Robbie remembered, “While she was praying my hand is shaking and then it stopped.”

Mary finished, “And I said, ‘Robbie Willis, in the name of Jesus, be made whole.’”

“And so I go and start praying for other people,” Robbie said energetically. “My son walked up to me while I’m praying for people and he asked me uh something to the effect of ‘Dad, are you done with Parkinson's.’ And I look down and said, ‘Son, I believe I am.’”

“We went to lunch, I think it was the next day,” said Anna May. “[And] I took out my phone and I held it up and I just said, ‘Smile’ and I clicked a picture. And I turned it around and I showed it to him and I said, ‘Look, you're smiling.’ And that was when it hit me that God had really healed him.”

Three months later…

Robbie said, “…and I have just left one very confused neurologist. What was, what was, what did he say? Oh yeah, ‘there’s no scientific explanation. Can’t explain this scientifically. No one could.’”

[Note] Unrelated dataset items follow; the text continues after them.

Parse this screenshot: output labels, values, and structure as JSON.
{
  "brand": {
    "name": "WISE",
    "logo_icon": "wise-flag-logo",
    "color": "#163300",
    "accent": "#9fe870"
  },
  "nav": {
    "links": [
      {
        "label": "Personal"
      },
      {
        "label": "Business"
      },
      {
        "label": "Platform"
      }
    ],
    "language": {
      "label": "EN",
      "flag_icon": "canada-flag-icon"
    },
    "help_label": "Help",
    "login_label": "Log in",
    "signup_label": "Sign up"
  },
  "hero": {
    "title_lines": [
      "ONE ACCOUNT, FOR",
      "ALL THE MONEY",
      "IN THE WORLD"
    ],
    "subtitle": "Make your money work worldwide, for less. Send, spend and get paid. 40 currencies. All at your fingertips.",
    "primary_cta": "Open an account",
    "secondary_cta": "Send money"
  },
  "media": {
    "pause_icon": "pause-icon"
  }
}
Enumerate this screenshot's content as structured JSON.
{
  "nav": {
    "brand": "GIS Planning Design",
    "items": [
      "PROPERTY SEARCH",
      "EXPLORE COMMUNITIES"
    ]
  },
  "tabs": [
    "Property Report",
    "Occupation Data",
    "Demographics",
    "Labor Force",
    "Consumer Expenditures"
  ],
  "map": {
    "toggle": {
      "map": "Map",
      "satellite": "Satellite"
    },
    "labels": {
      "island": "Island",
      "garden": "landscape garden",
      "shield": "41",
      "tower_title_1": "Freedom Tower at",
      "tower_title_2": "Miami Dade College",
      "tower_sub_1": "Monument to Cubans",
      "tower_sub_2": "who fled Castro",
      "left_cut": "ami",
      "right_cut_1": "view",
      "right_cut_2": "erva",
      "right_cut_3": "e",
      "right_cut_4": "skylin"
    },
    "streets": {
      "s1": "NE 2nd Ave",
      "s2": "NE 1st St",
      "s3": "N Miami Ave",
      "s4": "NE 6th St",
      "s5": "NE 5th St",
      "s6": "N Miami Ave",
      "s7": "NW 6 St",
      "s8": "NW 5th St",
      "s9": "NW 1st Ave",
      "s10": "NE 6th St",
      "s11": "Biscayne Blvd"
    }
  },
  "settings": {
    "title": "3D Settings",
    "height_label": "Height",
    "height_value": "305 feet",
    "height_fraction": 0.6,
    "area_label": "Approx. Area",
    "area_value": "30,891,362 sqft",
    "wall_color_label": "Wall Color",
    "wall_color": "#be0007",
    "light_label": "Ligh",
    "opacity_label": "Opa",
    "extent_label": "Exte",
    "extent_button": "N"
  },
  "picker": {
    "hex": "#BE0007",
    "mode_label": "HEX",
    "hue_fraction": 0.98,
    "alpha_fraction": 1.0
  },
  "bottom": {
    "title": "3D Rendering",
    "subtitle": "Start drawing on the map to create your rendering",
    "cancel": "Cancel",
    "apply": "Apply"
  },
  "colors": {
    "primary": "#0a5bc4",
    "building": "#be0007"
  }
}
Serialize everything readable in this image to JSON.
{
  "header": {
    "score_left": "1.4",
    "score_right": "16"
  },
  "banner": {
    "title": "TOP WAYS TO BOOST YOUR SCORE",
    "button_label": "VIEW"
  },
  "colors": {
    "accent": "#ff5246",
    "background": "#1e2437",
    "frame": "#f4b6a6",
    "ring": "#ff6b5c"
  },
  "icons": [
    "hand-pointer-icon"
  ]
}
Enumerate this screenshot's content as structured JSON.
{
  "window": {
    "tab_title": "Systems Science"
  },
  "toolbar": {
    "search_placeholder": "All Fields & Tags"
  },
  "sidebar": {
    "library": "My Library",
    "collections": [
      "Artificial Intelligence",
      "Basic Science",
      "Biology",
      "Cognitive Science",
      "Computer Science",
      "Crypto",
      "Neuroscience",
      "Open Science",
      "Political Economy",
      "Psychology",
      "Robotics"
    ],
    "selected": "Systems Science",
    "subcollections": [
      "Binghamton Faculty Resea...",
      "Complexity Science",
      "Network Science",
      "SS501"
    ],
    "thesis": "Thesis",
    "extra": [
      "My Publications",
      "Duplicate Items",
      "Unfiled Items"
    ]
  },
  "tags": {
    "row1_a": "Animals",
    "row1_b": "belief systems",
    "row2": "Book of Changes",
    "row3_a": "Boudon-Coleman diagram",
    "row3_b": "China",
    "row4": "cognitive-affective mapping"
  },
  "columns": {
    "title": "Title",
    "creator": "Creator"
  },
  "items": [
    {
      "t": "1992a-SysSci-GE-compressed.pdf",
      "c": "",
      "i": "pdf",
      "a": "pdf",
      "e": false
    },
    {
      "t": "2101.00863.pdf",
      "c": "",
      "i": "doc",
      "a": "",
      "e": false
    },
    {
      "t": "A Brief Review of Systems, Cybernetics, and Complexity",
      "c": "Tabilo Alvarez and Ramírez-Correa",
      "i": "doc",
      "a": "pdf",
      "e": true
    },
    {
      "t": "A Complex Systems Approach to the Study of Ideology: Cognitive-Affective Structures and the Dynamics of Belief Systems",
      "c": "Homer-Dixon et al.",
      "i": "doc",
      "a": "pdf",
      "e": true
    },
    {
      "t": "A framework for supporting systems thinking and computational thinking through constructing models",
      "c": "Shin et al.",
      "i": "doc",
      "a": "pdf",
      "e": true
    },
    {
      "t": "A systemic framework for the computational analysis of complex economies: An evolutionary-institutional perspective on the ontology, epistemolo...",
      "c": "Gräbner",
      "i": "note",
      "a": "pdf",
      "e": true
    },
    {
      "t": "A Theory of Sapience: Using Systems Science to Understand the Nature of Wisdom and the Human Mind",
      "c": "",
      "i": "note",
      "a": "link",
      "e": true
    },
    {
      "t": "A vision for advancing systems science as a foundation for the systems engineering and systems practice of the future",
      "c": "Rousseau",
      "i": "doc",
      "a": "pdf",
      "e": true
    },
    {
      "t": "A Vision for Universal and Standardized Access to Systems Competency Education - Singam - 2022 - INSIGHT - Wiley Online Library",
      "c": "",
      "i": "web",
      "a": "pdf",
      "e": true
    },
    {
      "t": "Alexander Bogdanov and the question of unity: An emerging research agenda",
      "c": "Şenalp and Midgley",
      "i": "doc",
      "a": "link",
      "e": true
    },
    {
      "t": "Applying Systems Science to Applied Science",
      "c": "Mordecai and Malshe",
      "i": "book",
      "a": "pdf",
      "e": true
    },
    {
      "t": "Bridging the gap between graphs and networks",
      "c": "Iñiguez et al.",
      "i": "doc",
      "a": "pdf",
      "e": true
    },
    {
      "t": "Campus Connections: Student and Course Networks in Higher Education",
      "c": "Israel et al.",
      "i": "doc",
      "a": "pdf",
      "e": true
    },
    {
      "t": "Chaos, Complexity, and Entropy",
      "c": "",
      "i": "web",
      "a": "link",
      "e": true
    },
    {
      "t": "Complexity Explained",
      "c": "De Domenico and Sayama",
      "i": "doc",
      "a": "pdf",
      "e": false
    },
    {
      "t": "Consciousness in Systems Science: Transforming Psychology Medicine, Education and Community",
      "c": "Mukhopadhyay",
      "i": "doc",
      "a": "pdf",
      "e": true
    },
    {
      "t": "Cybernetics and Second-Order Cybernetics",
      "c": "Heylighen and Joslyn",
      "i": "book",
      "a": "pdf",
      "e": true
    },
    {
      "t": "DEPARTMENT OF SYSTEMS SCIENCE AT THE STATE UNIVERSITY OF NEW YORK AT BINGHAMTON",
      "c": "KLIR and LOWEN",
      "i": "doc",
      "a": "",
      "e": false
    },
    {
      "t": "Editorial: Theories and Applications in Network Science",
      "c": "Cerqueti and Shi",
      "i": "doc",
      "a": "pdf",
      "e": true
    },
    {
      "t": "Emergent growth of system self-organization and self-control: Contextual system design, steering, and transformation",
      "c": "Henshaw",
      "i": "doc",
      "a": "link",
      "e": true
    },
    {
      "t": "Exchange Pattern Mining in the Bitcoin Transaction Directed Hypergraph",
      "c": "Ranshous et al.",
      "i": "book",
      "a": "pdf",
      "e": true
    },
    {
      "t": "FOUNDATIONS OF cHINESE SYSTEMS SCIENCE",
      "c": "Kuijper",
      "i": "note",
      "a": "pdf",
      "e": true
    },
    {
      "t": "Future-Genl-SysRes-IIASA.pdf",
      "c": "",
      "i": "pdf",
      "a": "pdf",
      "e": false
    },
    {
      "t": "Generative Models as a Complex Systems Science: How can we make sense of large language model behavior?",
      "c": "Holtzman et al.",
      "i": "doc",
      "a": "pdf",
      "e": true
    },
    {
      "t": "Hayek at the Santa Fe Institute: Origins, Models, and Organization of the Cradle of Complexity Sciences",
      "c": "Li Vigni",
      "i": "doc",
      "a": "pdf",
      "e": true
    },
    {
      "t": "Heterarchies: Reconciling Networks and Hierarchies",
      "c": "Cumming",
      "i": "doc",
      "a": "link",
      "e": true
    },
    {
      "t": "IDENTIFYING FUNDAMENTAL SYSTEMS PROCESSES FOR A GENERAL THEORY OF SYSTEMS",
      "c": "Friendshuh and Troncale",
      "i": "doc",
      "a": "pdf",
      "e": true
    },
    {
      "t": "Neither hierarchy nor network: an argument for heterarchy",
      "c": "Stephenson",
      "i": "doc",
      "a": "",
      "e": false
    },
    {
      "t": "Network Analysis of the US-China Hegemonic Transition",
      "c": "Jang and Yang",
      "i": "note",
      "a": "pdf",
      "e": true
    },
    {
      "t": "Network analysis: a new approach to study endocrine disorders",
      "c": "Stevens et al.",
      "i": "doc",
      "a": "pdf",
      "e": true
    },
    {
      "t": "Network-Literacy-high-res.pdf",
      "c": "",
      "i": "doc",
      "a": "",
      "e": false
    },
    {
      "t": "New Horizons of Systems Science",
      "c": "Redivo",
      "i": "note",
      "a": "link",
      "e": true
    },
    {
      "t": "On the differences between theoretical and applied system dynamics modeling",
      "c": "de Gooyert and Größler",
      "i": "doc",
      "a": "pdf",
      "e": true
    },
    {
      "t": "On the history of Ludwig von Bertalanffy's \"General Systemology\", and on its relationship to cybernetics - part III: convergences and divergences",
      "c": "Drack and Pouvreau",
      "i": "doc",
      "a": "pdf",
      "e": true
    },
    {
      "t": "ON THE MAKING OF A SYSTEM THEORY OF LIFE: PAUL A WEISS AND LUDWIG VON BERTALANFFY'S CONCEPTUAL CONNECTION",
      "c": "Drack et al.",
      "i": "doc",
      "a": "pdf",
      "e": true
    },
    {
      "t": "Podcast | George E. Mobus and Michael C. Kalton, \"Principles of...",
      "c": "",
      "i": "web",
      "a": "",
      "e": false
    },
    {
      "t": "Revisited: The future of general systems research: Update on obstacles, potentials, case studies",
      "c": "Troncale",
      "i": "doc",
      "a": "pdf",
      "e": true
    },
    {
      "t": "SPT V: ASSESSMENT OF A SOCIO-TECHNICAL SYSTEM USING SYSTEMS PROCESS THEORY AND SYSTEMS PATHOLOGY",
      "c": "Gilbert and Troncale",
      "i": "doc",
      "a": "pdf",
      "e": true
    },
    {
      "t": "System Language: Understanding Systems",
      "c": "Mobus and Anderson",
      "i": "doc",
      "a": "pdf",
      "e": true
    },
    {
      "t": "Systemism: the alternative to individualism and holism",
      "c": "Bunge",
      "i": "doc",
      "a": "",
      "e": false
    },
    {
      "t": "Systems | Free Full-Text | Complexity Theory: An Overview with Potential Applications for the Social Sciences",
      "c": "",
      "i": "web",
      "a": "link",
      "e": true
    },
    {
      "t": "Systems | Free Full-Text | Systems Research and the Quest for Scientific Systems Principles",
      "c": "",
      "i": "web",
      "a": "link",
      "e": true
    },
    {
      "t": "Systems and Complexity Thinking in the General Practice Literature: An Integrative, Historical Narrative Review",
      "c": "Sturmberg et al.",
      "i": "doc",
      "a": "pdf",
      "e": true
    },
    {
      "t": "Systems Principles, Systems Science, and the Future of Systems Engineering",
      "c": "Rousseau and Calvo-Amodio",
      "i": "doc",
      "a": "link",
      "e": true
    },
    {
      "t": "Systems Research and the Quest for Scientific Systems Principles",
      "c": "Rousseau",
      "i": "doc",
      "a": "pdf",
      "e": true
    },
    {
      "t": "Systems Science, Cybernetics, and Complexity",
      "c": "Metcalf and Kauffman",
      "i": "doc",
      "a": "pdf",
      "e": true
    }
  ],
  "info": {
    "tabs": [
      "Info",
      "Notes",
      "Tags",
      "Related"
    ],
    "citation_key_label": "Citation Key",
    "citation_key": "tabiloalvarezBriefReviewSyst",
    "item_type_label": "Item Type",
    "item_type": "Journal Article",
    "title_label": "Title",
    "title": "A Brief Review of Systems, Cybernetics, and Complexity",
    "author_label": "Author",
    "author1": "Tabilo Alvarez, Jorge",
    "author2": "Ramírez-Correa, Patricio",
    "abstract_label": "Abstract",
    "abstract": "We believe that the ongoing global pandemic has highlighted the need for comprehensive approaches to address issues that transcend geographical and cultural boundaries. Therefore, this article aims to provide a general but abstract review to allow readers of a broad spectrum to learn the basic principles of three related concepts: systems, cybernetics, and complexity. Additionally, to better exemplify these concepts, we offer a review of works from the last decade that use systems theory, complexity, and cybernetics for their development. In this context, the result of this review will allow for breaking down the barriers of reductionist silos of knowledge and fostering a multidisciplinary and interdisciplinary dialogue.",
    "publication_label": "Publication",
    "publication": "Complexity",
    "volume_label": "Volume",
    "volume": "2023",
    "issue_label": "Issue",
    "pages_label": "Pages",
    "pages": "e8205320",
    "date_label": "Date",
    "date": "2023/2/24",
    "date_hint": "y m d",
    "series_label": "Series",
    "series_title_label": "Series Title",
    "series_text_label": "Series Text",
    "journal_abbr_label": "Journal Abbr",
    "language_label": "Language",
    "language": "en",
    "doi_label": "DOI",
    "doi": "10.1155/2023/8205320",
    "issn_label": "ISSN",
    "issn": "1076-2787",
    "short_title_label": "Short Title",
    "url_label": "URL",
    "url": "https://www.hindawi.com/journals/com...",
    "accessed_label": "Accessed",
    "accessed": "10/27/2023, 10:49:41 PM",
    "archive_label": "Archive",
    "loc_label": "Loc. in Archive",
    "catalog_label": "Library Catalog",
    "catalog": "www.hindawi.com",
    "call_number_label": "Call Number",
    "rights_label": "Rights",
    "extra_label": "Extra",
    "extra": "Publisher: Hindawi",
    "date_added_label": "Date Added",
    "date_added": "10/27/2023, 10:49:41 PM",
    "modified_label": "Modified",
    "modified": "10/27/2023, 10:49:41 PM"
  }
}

“My neuro-exam was normal,” reported Dr. Gaddam. “And he [Robbie] claims he didn't take any medicines for three months before coming to me. Three months and no symptoms. I don't know, how to explain.”

“Therefore, in Christ alone can I hope.”

“When I see Robbie,” said Mary Davis, “I say, ‘Lord if that was it, that's good enough. One beautiful life changed; one family restored.’”

“If there is only one hope, let it be Christ!”

Anna May said, “I think about it probably 90% of the time just I think about ‘God, You're just so great. I mean, You gave my husband back to me.’”

“If there's only one cure, let it be Christ!”

“I’ve never gone back on medication, I’ve never had a recurrence of any of those symptoms, and I’m pastoring full-time,” Robbie said confidently. “So what's the power of prayer mean for me? It means living without Parkinson's, not with Parkinson's.”

“If I have only one place to turn, let it be to Christ.”